On January 13, 1909 Winston Churchill accompanied by his wife Clementine visited Birmingham where he made a major speech to the Birmingham Liberal Club at a banquet held at the Grand Hotel. Prior to the banquet the Churchills attended a reception where they received gifts to mark their wedding that was held the previous September. Churchill, then serving as President of the Board of Trade in the Liberal government of Prime Minister Asquith, presided at the banquet which had 300 in attendance, including several other members of parliament.

As the dinner was progressing a woman, described as a young lady in a blue silk evening dress named Gladys Keevil, approached the head table and asked Churchill what the government intended to do about the vote for women.

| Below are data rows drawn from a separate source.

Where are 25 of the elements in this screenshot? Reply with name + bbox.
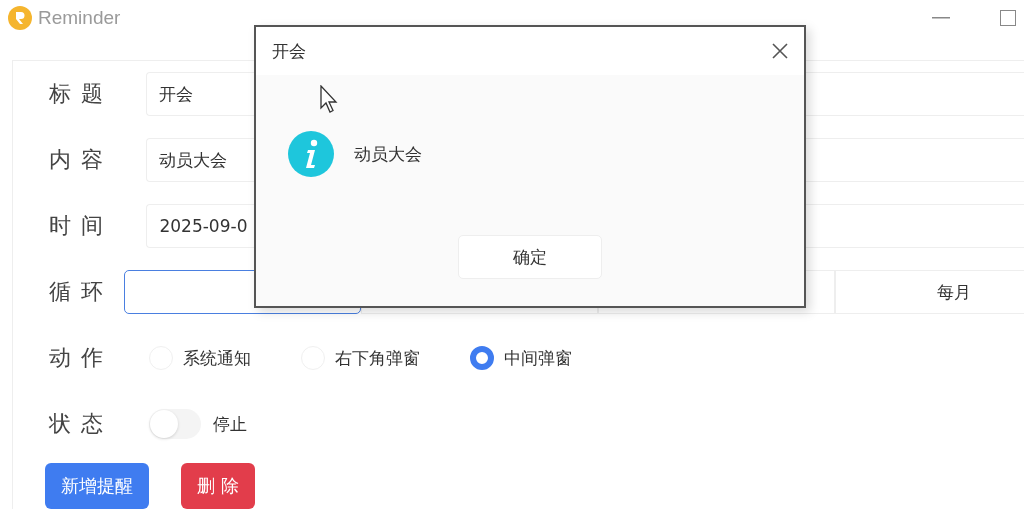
radio-label[interactable]: 中间弹窗 [504,346,572,370]
add-button[interactable]: 新增提醒 [45,463,149,509]
close-icon[interactable] [772,43,788,59]
cursor-icon [320,85,340,115]
toggle-label: 停止 [213,412,247,436]
dialog-message: 动员大会 [354,142,422,166]
field-label: 时间 [49,212,114,240]
delete-button[interactable]: 删除 [181,463,255,509]
field-label: 状态 [49,410,114,438]
segment-option[interactable]: 每月 [835,270,1024,314]
field-label: 动作 [49,344,114,372]
dialog-title: 开会 [272,39,306,63]
minimize-icon[interactable] [932,17,950,19]
radio-button[interactable] [470,346,494,370]
app-title: Reminder [38,7,121,29]
ok-button[interactable]: 确定 [458,235,602,279]
app-logo-icon [8,6,32,30]
field-label: 内容 [49,146,114,174]
field-label: 标题 [49,80,114,108]
info-icon [288,131,334,177]
toggle-switch[interactable] [149,409,201,439]
radio-label[interactable]: 右下角弹窗 [335,346,420,370]
radio-label[interactable]: 系统通知 [183,346,251,370]
maximize-icon[interactable] [1000,10,1016,26]
field-label: 循环 [49,278,114,306]
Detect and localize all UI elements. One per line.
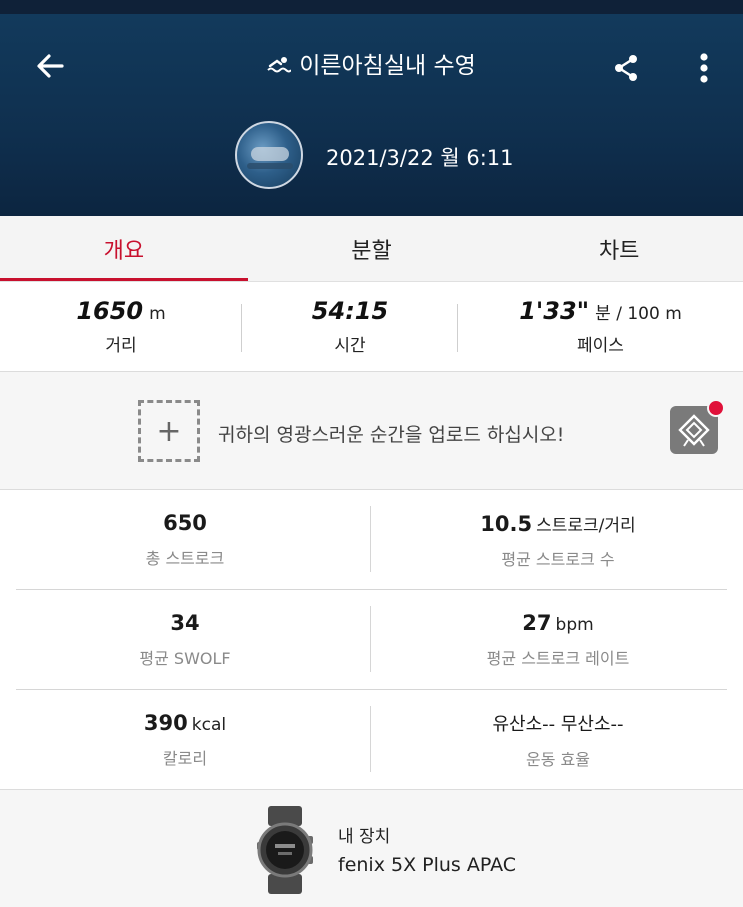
time-label: 시간 <box>334 336 366 356</box>
time-stat: 54:15 시간 <box>242 282 458 371</box>
avg-swolf-label: 평균 SWOLF <box>139 649 231 668</box>
time-value: 54:15 <box>311 297 389 325</box>
activity-header: 이른아침실내 수영 2021/3/22 월 6:11 <box>0 14 743 216</box>
notification-dot <box>707 399 725 417</box>
pace-value: 1'33" <box>519 297 590 325</box>
avg-swolf-stat: 34 평균 SWOLF <box>0 590 370 690</box>
calories-unit: kcal <box>191 715 227 735</box>
watch-icon <box>257 806 313 894</box>
badge-icon <box>678 414 710 447</box>
stats-row: 650 총 스트로크 10.5 스트로크/거리 평균 스트로크 수 <box>0 490 743 590</box>
distance-unit: m <box>149 304 166 324</box>
pace-label: 페이스 <box>577 336 624 356</box>
avg-stroke-rate-value: 27 <box>522 611 552 635</box>
total-strokes-label: 총 스트로크 <box>145 549 225 568</box>
avatar-photo-detail <box>247 163 293 169</box>
avg-strokes-unit: 스트로크/거리 <box>536 515 636 536</box>
total-strokes-stat: 650 총 스트로크 <box>0 490 370 590</box>
avg-strokes-label: 평균 스트로크 수 <box>501 549 615 569</box>
pace-unit: 분 / 100 m <box>595 304 682 324</box>
distance-label: 거리 <box>105 336 137 356</box>
avg-stroke-rate-stat: 27 bpm 평균 스트로크 레이트 <box>373 590 743 690</box>
more-vertical-icon <box>700 53 708 83</box>
distance-stat: 1650 m 거리 <box>0 282 242 371</box>
avg-swolf-value: 34 <box>170 611 200 635</box>
tab-overview[interactable]: 개요 <box>0 216 248 281</box>
summary-stats: 1650 m 거리 54:15 시간 1'33" 분 / 100 m 페이스 <box>0 282 743 372</box>
efficiency-value: 유산소-- 무산소-- <box>492 714 624 735</box>
upload-prompt[interactable]: 귀하의 영광스러운 순간을 업로드 하십시오! <box>218 420 564 447</box>
swim-icon <box>267 57 292 73</box>
divider <box>370 706 371 772</box>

When the cabinet minister did not commit to extending the vote, Keevil said, “If you do not make a promise I must remain and protest.” At this juncture several stewards escorted her unwillingly from the room as she called out, “I have come too soon it appears, but I cannot help but protest against the action of the Liberal Government.”

In the speech, which was later published as “The Social Field” in his book Liberalism and the Social Problem, Churchill supported the social reforms he wished to introduce as President of the Board of Trade. To cheers from the audience he resolutely supported the policies of the Liberal government and harshly criticized the actions of the House of Lords whose reform must be an issue at the next election.